Changes to the law regarding the application of the national minimum wage may well see the end of the engagement of au pairs, unless employers significantly increase their pay.

The national minimum wage was introduced in 1999. The legislation provides that any person who qualifies shall be paid by their employer in respect of their work at a rate which is not less than the national minimum wage.

The underlying policy was that workers should receive pay in the form of cash rather than benefits in kind. It also aimed to stop unfair competition based on artificially low prices due to low rates of pay. Hence, the only non-cash benefit that could be taken into account is the value of accommodation provided by the employer, up to an allowance.

The right to receive the national minimum wage applies to most employees and workers who are over compulsory school age. Advice should be taken if you are unsure whether you are (or you are engaging) an employee, a worker, or someone who falls outside the definition of each, as this is can be a complex area of the law.

There are special rules in relation to certain categories of worker, and this includes "family workers".

As a result of these rules, the following workers are amongst those exempt from the right to receive the national minimum wage:

1. Family members living and working at home, sharing in the tasks and activities of the family;

2. Workers participating in the running of the family business, if they are family members and live in the family home;

3. Workers who live in the employer's family home, are treated as members of the family and not charged for food or accommodation.

Au pairs fall within the 3rd definition of family work, provided that they must be treated as part of the family in respect of the provision of living accommodation and meals and the sharing of tasks and leisure activities.

This exemption meant that au pairs who fell within its scope do not have the right to be paid the national minimum wage. This resulted in most being paid little more than “pocket money” in additional to food and accommodation.

The Court of Appeal has considered the scope of the circumstances in which the exemption should apply. That Court made it clear that the worker must genuinely be treated as a member of the family unit, and whether they are should be considered holistically. The Court also made it clear that whilst the legislation specifically stated that consideration should be given to accommodation, meals, and the sharing of tasks and leisure activities, consideration should also be given to anything else relevant, including the dignity afforded to the worker, the degree of privacy and autonomy afforded, and, if relevant, any element of exploitation.

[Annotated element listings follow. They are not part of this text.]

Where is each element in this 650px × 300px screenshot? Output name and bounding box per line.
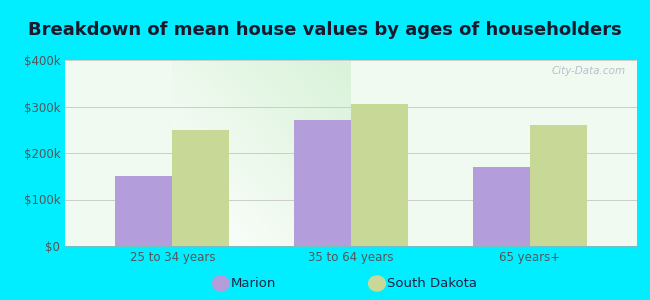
Text: City-Data.com: City-Data.com [551, 66, 625, 76]
Bar [530, 125, 587, 246]
Text: Marion: Marion [231, 277, 276, 290]
Bar [351, 104, 408, 246]
Bar [473, 167, 530, 246]
Bar [115, 176, 172, 246]
Text: Breakdown of mean house values by ages of householders: Breakdown of mean house values by ages o… [28, 21, 622, 39]
Bar [172, 130, 229, 246]
Bar [294, 120, 351, 246]
Text: South Dakota: South Dakota [387, 277, 476, 290]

Draft regulations have been laid before Parliament. These regulations will remove the exemption from the national minimum wage for such live in domestic workers. In March 2022 it was confirmed that the government had accepted the Low Pay Commission's opinion that the exemption was not fit for purpose. This followed a 2014 consultation in which 3 trade unions recommended the abolition of the exemption on the basis that it resulted in the denial of the national minimum wage for migrant workers.

The government has indicated that the change will be made "when Parliamentary time allows", although it is expected that the changes will come into force on 1 April 2024.

No change is made in relation to the exemption for actual family members, referred to above.

Once the change takes effect live-in domestic workers will have to be paid the national minimum wage. However, there remains concern, backed up by University research, that despite this change in the law, many domestic workers will not be able to make claims to enforce their right to be paid the national minimum wage, due to not having a settled immigration status.

This is not legal advice; it is intended to provide information of general interest about current legal issues.